O embarque havia ocorrido há duas semanas no porto de Santos e o navio também estivera na Lagoa dos Patos, no Rio Grande do Sul. A partir do sul do Brasil, eu não me lembrava de ter avistado outra embarcação. Era um vazio no horizonte e isso não me parecia um bom sinal. Agora, observando a popa do navio afundar, tornando a emergir, embora considerada por todos uma mulher forte, estava receosa.
A tempestade que enfrentávamos não era nenhuma novidade no mar mais tempestuoso do planeta. Nada mais justo, dissera o meteorologista, que aquelas paragens tivessem o nome de um pirata. Por sinal, ele já previra aquele encontro amedrontador com a Natureza. Todo o trajeto até ali já se dera em mar agitado, ventos fortes, chuva fina e apenas uma noite de céu aberto.

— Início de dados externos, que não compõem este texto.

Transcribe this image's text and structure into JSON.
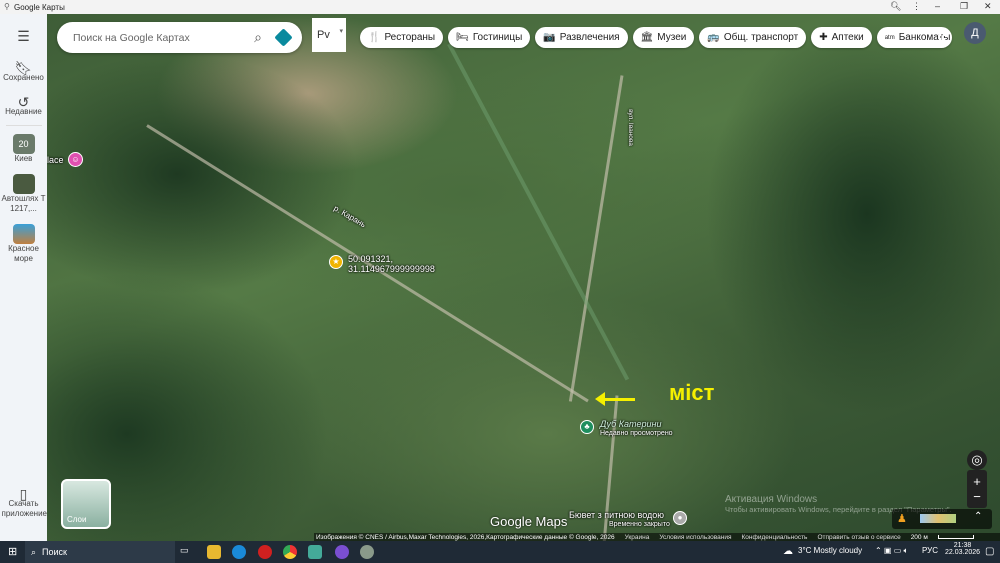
{
  "window": {
    "title": "Google Карты"
  },
  "sidebar": {
    "items": [
      {
        "label": "Сохранено"
      },
      {
        "label": "Недавние"
      },
      {
        "label": "Киев",
        "badge": "20"
      },
      {
        "label": "Автошлях Т 1217,..."
      },
      {
        "label": "Красное море"
      }
    ],
    "bottom_label": "Скачать приложение"
  },
  "search": {
    "placeholder": "Поиск на Google Картах"
  },
  "language": {
    "value": "Рv"
  },
  "chips": [
    {
      "icon": "🍴",
      "label": "Рестораны"
    },
    {
      "icon": "🛏",
      "label": "Гостиницы"
    },
    {
      "icon": "📷",
      "label": "Развлечения"
    },
    {
      "icon": "🏛",
      "label": "Музеи"
    },
    {
      "icon": "🚌",
      "label": "Общ. транспорт"
    },
    {
      "icon": "✚",
      "label": "Аптеки"
    },
    {
      "icon": "atm",
      "label": "Банкоматы"
    }
  ],
  "avatar": "Д",
  "map": {
    "coord_line1": "50.091321,",
    "coord_line2": "31.114967999999998",
    "river": "р. Карань",
    "street": "вул. Іванова",
    "place_left": "lace",
    "annotation": "міст",
    "poi1": {
      "name": "Дуб Катерини",
      "sub": "Недавно просмотрено"
    },
    "poi2": {
      "name": "Бювет з питною водою",
      "sub": "Временно закрыто"
    },
    "logo": "Google Maps",
    "layers_label": "Слои",
    "watermark1": "Активация Windows",
    "watermark2": "Чтобы активировать Windows, перейдите в раздел \"Параметры\".",
    "footer": [
      "Изображения © CNES / Airbus,Maxar Technologies, 2026,Картографические данные © Google, 2026",
      "Украина",
      "Условия использования",
      "Конфиденциальность",
      "Отправить отзыв о сервисе"
    ],
    "scale": "200 м"
  },
  "taskbar": {
    "search": "Поиск",
    "weather": "3°C  Mostly cloudy",
    "lang": "РУС",
    "time": "21:38",
    "date": "22.03.2026"
  }
}
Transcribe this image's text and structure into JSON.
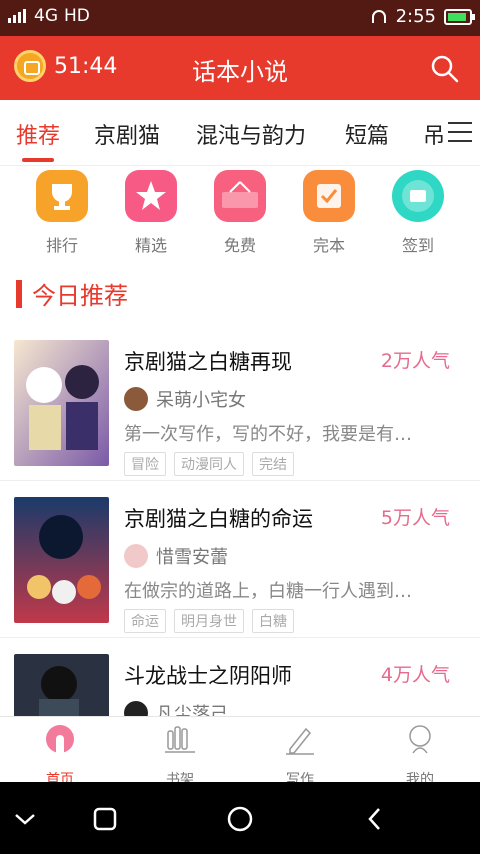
{
  "status": {
    "signal": "4G",
    "hd": "HD",
    "time": "2:55"
  },
  "app_bar": {
    "timer": "51:44",
    "title": "话本小说"
  },
  "tabs": [
    "推荐",
    "京剧猫",
    "混沌与韵力",
    "短篇",
    "吊"
  ],
  "quick_links": [
    {
      "label": "排行",
      "icon": "trophy-icon",
      "color": "#f7a32a"
    },
    {
      "label": "精选",
      "icon": "star-icon",
      "color": "#f75a85"
    },
    {
      "label": "免费",
      "icon": "free-sign-icon",
      "color": "#f7607e"
    },
    {
      "label": "完本",
      "icon": "check-icon",
      "color": "#f98d3b"
    },
    {
      "label": "签到",
      "icon": "sign-in-icon",
      "color": "#2ed8c4"
    }
  ],
  "section": {
    "title": "今日推荐"
  },
  "books": [
    {
      "title": "京剧猫之白糖再现",
      "popularity": "2万人气",
      "author": "呆萌小宅女",
      "desc": "第一次写作，写的不好，我要是有…",
      "tags": [
        "冒险",
        "动漫同人",
        "完结"
      ]
    },
    {
      "title": "京剧猫之白糖的命运",
      "popularity": "5万人气",
      "author": "惜雪安蕾",
      "desc": "在做宗的道路上，白糖一行人遇到…",
      "tags": [
        "命运",
        "明月身世",
        "白糖"
      ]
    },
    {
      "title": "斗龙战士之阴阳师",
      "popularity": "4万人气",
      "author": "凡尘落己",
      "desc": "",
      "tags": []
    }
  ],
  "bottom_nav": [
    {
      "label": "首页",
      "icon": "home-icon",
      "active": true
    },
    {
      "label": "书架",
      "icon": "bookshelf-icon",
      "active": false
    },
    {
      "label": "写作",
      "icon": "pen-icon",
      "active": false
    },
    {
      "label": "我的",
      "icon": "profile-icon",
      "active": false
    }
  ],
  "colors": {
    "primary": "#e8392d",
    "popularity": "#e56a8e",
    "status_bar": "#531a14"
  }
}
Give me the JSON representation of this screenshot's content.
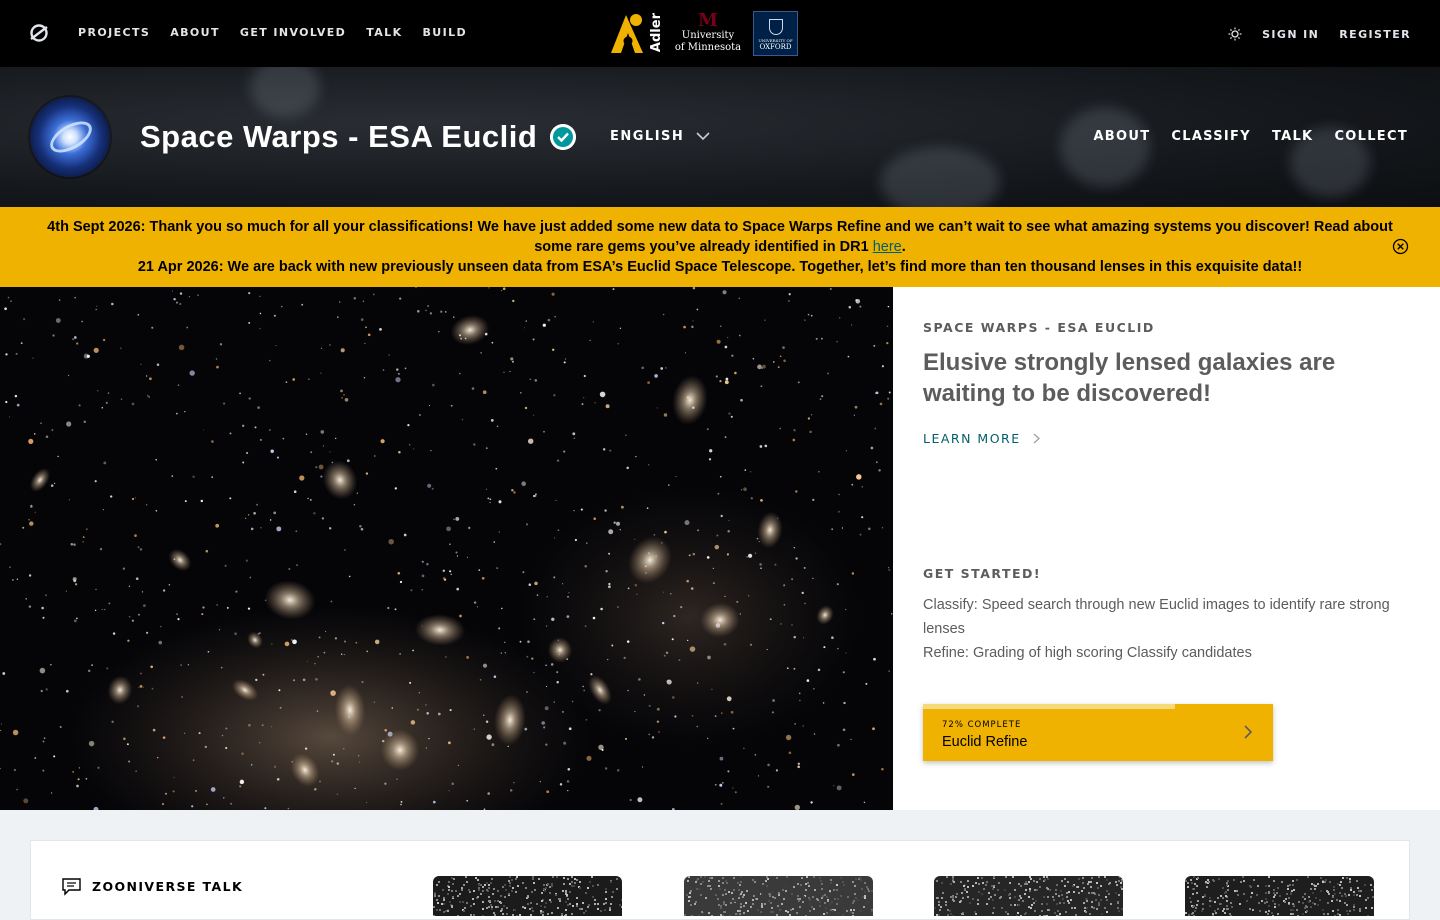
{
  "topbar": {
    "nav": [
      "PROJECTS",
      "ABOUT",
      "GET INVOLVED",
      "TALK",
      "BUILD"
    ],
    "partners": {
      "adler": "Adler",
      "umn_line1": "University",
      "umn_line2": "of Minnesota",
      "oxford_small": "UNIVERSITY OF",
      "oxford": "OXFORD"
    },
    "sign_in": "SIGN IN",
    "register": "REGISTER"
  },
  "project": {
    "title": "Space Warps - ESA Euclid",
    "language": "ENGLISH",
    "nav": [
      "ABOUT",
      "CLASSIFY",
      "TALK",
      "COLLECT"
    ]
  },
  "announcement": {
    "line1_text": "4th Sept 2026: Thank you so much for all your classifications! We have just added some new data to Space Warps Refine and we can’t wait to see what amazing systems you discover! Read about some rare gems you’ve already identified in DR1 ",
    "line1_link": "here",
    "line1_end": ".",
    "line2": "21 Apr 2026: We are back with new previously unseen data from ESA’s Euclid Space Telescope. Together, let’s find more than ten thousand lenses in this exquisite data!!"
  },
  "info": {
    "kicker": "SPACE WARPS - ESA EUCLID",
    "headline": "Elusive strongly lensed galaxies are waiting to be discovered!",
    "learn_more": "LEARN MORE",
    "get_started": "GET STARTED!",
    "desc_line1": "Classify: Speed search through new Euclid images to identify rare strong lenses",
    "desc_line2": "Refine: Grading of high scoring Classify candidates",
    "workflow": {
      "progress_label": "72% COMPLETE",
      "progress": 0.72,
      "name": "Euclid Refine"
    }
  },
  "talk": {
    "title": "ZOONIVERSE TALK"
  },
  "colors": {
    "accent": "#f0b200",
    "link": "#005f6b",
    "text": "#5c5c5c"
  }
}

Ondas de mais de dez metros de altura formavam-se a poucos metros do navio, vertendo com lentidão, mas nem por isso menos assustadoras. A proa continuava a submergir, por segundos intermináveis, dando a impressão de que o navio não mais emergiria. Devido à excepcional resistência imposta pelo agito das águas, o Professor Besnard navegava com dificuldade. Isso forçava as máquinas, fazendo com que vibrações estranhas percorressem o casco do navio. Quando um vagalhão enorme o atirava ao alto e a hélice girava completamente em falso, o ruído do motor ecoava vigoroso a bordo e o choque da popa, voltando ao mar, era tão violento que parecia que o navio seria partido ao meio. Os vagalhões que quebravam na proa passavam sobre a ponte de navegação em magníficos arcos d'água, voltando ao mar além da popa, a mais de 50 metros de distância. Numa dessas ondas, pedaços de madeira subiram na crista da água, passando pela vidraça do passadiço.

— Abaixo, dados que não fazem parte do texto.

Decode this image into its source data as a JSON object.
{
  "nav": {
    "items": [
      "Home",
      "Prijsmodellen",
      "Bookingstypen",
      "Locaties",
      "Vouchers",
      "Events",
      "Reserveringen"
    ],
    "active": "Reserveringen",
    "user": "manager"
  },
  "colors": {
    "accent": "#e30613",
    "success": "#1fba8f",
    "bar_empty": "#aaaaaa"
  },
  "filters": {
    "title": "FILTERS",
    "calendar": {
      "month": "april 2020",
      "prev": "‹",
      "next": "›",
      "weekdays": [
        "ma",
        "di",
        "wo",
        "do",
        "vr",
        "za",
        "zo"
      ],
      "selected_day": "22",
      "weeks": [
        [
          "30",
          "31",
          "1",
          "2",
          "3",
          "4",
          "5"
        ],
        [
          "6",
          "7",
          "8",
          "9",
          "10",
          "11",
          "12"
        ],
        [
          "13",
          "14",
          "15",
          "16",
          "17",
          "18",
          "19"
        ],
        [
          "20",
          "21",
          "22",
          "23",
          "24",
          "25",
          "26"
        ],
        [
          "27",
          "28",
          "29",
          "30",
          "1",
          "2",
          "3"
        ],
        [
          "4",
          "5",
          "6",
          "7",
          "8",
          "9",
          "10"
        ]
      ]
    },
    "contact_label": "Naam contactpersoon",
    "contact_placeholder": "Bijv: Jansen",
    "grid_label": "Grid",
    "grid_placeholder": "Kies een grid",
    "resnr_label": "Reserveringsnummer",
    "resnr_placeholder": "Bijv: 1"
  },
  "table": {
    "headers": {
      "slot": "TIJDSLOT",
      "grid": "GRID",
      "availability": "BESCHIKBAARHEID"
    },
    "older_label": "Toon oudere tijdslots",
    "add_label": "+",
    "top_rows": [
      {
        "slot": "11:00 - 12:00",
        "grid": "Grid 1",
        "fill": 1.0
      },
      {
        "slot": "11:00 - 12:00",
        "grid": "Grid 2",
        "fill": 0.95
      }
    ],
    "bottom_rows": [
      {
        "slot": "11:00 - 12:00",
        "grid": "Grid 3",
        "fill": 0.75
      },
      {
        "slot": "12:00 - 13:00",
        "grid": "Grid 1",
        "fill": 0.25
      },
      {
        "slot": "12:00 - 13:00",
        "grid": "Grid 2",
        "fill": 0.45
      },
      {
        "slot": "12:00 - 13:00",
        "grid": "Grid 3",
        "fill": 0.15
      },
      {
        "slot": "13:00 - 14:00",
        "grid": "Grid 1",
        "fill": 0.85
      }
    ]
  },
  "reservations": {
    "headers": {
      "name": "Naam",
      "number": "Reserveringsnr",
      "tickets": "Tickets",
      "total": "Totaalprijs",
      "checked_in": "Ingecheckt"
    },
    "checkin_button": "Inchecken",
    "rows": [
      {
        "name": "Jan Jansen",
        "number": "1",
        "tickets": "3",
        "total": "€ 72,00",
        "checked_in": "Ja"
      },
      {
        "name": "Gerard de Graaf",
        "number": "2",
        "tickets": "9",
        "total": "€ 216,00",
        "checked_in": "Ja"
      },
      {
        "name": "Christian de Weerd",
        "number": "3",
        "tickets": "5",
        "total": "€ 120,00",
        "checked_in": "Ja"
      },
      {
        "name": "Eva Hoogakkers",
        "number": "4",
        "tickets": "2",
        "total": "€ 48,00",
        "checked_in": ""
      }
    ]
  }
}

— Estamos afundando? — perguntei, assustada.
— Não, doutora — buscou tranquilizar-me o chefe dos marinheiros. — É apenas um banco de madeira que se soltou do convés. Não acha melhor descer para o camarote? Está ficando perigoso.
— Nem pensar! Quero ficar no lugar mais alto possível.
— Então mantenha-se firme! — solicitou o comandante, o capitão-de-fragata Ribeiro, intrometendo-se no diálogo entre mim e o marinheiro.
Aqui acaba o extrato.